Currently this is not the case, there are few such GMP disinfectant suppliers, but a plethora of sterile disinfectant manufacturers. Validatability is the key factor the pharmaceutical industry should be looking for in an out-sourced situation such as this. There is nothing more frustrating to select a disinfectant, start the process of validation, at which time specifications and tolerances are set, only to find further down the line that product variability and inconsistencies of control are encountered. An earlier vendor audit and the security of a GMP process would have saved much in time and cost. Thus before the product is focussed upon, in terms of chemistry, compatibility and efficacy, the first questions should always surround how consistent and therefore validatable the product is.
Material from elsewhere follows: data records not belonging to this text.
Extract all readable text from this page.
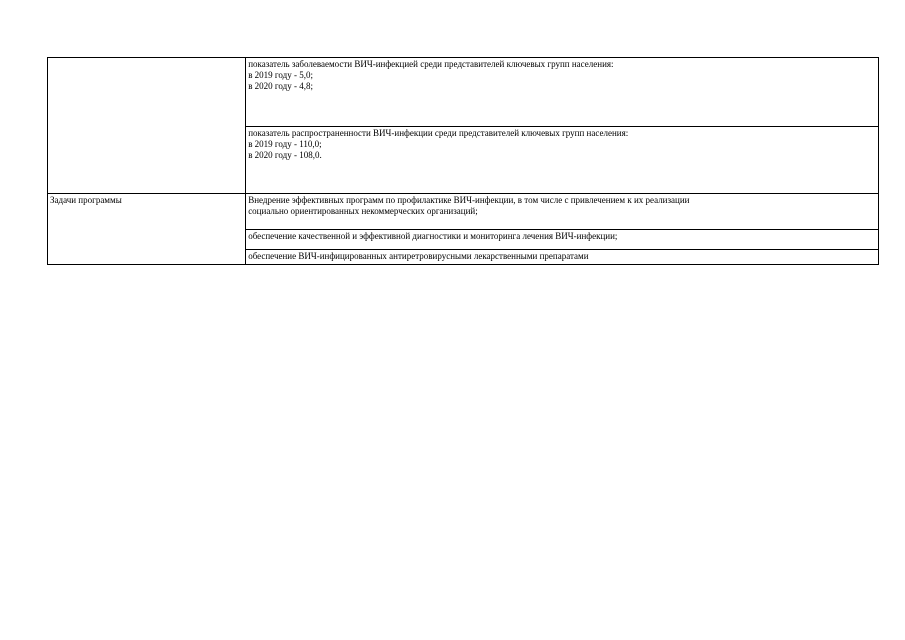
	показатель заболеваемости ВИЧ-инфекцией среди представителей ключевых групп населения:
в 2019 году - 5,0;
в 2020 году - 4,8;

	показатель распространенности ВИЧ-инфекции среди представителей ключевых групп населения:
в 2019 году - 110,0;
в 2020 году - 108,0.

Задачи программы	Внедрение эффективных программ по профилактике ВИЧ-инфекции, в том числе с привлечением к их реализации
социально ориентированных некоммерческих организаций;

	обеспечение качественной и эффективной диагностики и мониторинга лечения ВИЧ-инфекции;

	обеспечение ВИЧ-инфицированных антиретровирусными лекарственными препаратами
Quality of documentation is of course of key importance. A typical real-world example of this is the presence / absence of a customer notification programme. This is where minor to major alterations in product or manufacturing processes are formally announced to users, with supporting equivalency data. This is done ahead of the changes happening, to allow users to evaluate the change and its importance or not to them, and if any additional work is required, the advance notice ensures that this can be done whilst existing product stocks exist.

Essentially, seeking to out-source this type of product or any other disinfectant intended for a GMP environment is a thoroughly logical step for the pharmaceutical and medical device industry. The biggest challenge facing the industry is to rationalise the order of events leading up to out-sourcing, in the case of disinfectants much emphasis is placed on either product specification or price. Without review of the ability of the supplier to provide product consistently and under GMP, the product that is ultimately 'validated' on site may not be, that validation pertained to a specification, which has now been altered with no customer involvement. What is the real cost then?